Luckily, my safeguard was to go to hotel school and the hotel school accepted my application. I kept practicing how to do an omelet, because a friend of mine who went to the school told me it was important, and I was thinking there was some competition to get in, like the sports school. But they just accepted my application. (laughs)
And it was there that you had your famous encounter with the carrots and the water.
My first lesson was with such a bright man, a bright teacher, probably the brightest teacher in France at that time. We came in for the first time, and he had three carrots in three glasses of water. In one the carrot was shredded, so the water was completely dark orange.

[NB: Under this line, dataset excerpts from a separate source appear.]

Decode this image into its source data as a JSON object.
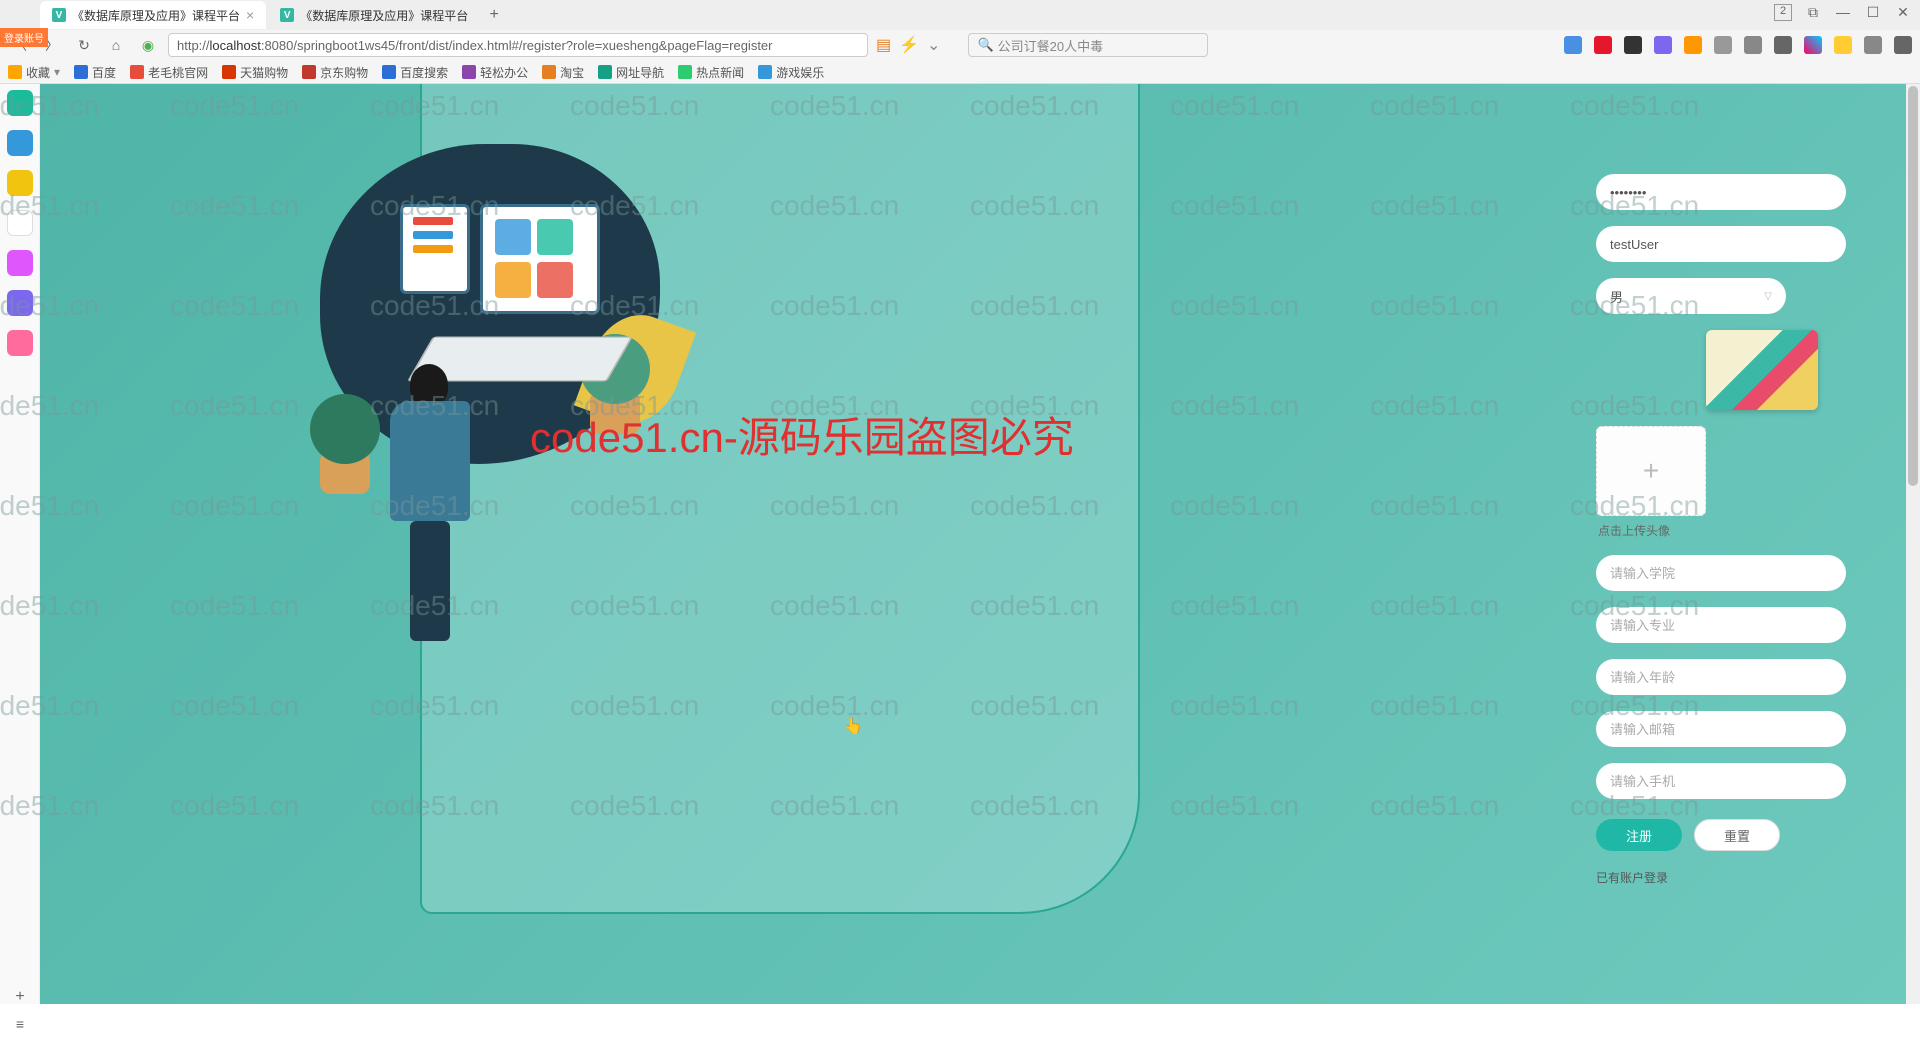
{
  "window": {
    "tabs": [
      {
        "title": "《数据库原理及应用》课程平台",
        "active": true
      },
      {
        "title": "《数据库原理及应用》课程平台",
        "active": false
      }
    ],
    "badge_number": "2",
    "url": "http://localhost:8080/springboot1ws45/front/dist/index.html#/register?role=xuesheng&pageFlag=register",
    "url_host": "localhost",
    "search_placeholder": "公司订餐20人中毒",
    "login_badge": "登录账号"
  },
  "bookmarks": [
    "收藏",
    "百度",
    "老毛桃官网",
    "天猫购物",
    "京东购物",
    "百度搜索",
    "轻松办公",
    "淘宝",
    "网址导航",
    "热点新闻",
    "游戏娱乐"
  ],
  "form": {
    "password_value": "........",
    "username_value": "testUser",
    "gender_value": "男",
    "upload_hint": "点击上传头像",
    "college_placeholder": "请输入学院",
    "major_placeholder": "请输入专业",
    "age_placeholder": "请输入年龄",
    "email_placeholder": "请输入邮箱",
    "phone_placeholder": "请输入手机",
    "submit_label": "注册",
    "reset_label": "重置",
    "login_link": "已有账户登录"
  },
  "watermark": {
    "text": "code51.cn",
    "red_text": "code51.cn-源码乐园盗图必究"
  }
}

The second one was a cut carrot, light orange water, and the third was a whole carrot, clean water. And through those three glasses, he took the time to explain to us all the processes of exchange between liquid and solid. And he was so in tune with the scientific background, that I felt that there is a path in cooking that will be about extrapolation of knowledge, and learning to discover new worlds by yourself. I linked it very much to a kind of poetic chemistry, which is really the right definition of cooking, even today. It was so interesting, so well done, I called my mother the same day, and said “that’s exactly what I want to do”. And from there, the passion has never left me.
A lot of chefs speak of encounters with other chefs, but this person sealed my passion for cooking in one shot. Freaking good. I was nearly 20, because look, 18 you pass baccalaureate, 19 in the chemical school and failing in the water, 19 or 20, something like this.